28 Replies to “Rilke’s First Duino Elegy”

  1. Ah, Rilke – a soothing balm in a turbulent world. Thank you for reminding me that this is one poet at least whom I can ‘get’ 🙂


  2. Thank-you. I have never read Rilke’s poetry before, I don’t know why. Probably the same reason why I haven’t read much foreign language literature in general. I have read some badly translated work in the past and I often have doubts whether I am reading the writer’s words or the translator’s idea of what the writer means. Hence my shying away from translations.


    1. I totally understand that, I remember looking on Amazon for some Russian book, which one I can’t remember but they mixed all the reviews from various translations onto one page so it became a mine field trying to work out which was good, luckily they have that bit telling you what the reviewed copy was but it takes ages sifting them out. The Rilke translation I have was a good one, well it moved me so I deem it so. The idea of discovering and paying close attention to different translations is fascinating but sadly too time consuming for me,

      Liked by 1 person

    1. Rilke seems a lot more popular in the US than over here oddly, I am hoping to get my hands on more as well, his Letters to a Young Poet is also a worthy read.

      Liked by 1 person

    1. This was my admittedly lazy post, when the reviews were taking a long time to finish off but it turned out well to share one of y favourite poems. I am glad you like it.

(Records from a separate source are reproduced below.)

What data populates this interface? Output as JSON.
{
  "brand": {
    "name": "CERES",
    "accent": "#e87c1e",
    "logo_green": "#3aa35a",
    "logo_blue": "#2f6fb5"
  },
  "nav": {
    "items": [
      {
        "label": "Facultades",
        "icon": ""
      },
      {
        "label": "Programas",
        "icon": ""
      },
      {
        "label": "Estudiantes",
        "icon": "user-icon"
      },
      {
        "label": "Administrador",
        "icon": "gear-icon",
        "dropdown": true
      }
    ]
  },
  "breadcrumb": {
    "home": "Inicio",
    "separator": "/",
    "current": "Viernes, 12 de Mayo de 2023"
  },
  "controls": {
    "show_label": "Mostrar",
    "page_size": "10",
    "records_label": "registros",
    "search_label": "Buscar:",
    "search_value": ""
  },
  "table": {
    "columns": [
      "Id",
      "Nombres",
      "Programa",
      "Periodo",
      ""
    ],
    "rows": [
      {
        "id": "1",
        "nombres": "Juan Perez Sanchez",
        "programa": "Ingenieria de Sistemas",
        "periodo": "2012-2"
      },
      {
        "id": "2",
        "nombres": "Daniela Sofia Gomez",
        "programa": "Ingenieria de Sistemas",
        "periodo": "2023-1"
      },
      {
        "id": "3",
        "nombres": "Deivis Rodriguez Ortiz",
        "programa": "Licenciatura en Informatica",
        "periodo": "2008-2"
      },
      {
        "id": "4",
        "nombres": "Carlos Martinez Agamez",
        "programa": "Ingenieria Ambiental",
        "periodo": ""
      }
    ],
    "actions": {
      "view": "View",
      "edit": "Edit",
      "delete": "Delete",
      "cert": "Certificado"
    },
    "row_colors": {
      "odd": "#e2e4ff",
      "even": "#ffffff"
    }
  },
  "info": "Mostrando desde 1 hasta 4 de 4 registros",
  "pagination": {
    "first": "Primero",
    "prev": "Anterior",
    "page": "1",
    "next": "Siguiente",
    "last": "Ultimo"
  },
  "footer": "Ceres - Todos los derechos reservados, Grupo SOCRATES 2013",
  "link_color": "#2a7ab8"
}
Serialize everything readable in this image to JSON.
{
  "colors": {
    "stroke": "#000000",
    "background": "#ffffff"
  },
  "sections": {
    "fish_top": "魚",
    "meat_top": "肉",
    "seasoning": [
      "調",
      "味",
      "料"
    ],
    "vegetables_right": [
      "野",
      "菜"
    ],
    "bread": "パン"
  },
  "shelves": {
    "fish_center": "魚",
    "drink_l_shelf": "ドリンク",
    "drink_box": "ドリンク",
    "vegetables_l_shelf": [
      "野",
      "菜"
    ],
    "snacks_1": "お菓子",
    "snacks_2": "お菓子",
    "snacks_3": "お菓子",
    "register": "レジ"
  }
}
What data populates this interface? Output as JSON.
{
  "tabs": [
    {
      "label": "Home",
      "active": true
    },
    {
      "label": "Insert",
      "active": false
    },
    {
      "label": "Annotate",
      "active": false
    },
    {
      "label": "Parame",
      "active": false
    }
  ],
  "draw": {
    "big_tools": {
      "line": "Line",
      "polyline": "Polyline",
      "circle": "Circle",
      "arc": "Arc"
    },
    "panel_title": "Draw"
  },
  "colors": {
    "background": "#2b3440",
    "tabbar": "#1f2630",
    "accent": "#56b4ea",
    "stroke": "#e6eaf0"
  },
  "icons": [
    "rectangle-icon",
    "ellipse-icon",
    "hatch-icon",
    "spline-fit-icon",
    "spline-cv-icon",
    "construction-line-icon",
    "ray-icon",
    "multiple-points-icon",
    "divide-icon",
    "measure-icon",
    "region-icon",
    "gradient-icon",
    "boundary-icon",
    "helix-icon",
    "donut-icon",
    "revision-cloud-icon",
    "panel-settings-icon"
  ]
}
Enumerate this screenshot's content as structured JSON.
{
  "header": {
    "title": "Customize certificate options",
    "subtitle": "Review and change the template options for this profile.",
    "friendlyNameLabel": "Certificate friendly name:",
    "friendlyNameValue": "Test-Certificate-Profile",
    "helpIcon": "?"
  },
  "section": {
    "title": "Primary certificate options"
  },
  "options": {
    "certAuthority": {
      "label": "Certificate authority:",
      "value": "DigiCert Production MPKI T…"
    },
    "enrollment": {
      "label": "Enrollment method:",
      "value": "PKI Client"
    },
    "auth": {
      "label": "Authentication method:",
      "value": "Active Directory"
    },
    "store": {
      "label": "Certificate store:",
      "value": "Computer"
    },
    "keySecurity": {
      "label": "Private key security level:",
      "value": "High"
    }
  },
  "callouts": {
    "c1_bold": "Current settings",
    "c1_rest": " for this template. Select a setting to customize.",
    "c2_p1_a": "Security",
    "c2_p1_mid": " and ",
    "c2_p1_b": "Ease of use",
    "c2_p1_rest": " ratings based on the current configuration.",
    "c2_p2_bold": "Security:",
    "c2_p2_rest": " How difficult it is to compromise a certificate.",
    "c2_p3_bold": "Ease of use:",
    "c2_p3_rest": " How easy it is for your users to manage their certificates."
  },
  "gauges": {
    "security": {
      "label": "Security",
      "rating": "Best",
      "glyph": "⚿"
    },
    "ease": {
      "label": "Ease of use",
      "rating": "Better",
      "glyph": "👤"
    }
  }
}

  3. Oh man! You weren’t kidding when you told me you had some poetry up your sleeve. I have been offline for a bit and am finally catching up with reading your posts. I really love this poem. I remember furiously highlighting my copy of The Duino Elegies when I first read it. I should brush off my copy over the holidays!


    1. Welcome back, sorry for the avalanche of posts! I don’t do things by half when I put my mind to it and thankfully I can now cross off seven posts in seven days….never again. The Rilke post was my one really lazy effort but The Duino Elegies is a wonderful read.

      Liked by 1 person

      1. Haha I sometimes have trouble posting 7 times in 7 weeks! I am so impressed! I must admit I haven’t read a ton of Rilke, only his Duino Elegies & Letters to a Young Poet. What are you going to tackle next?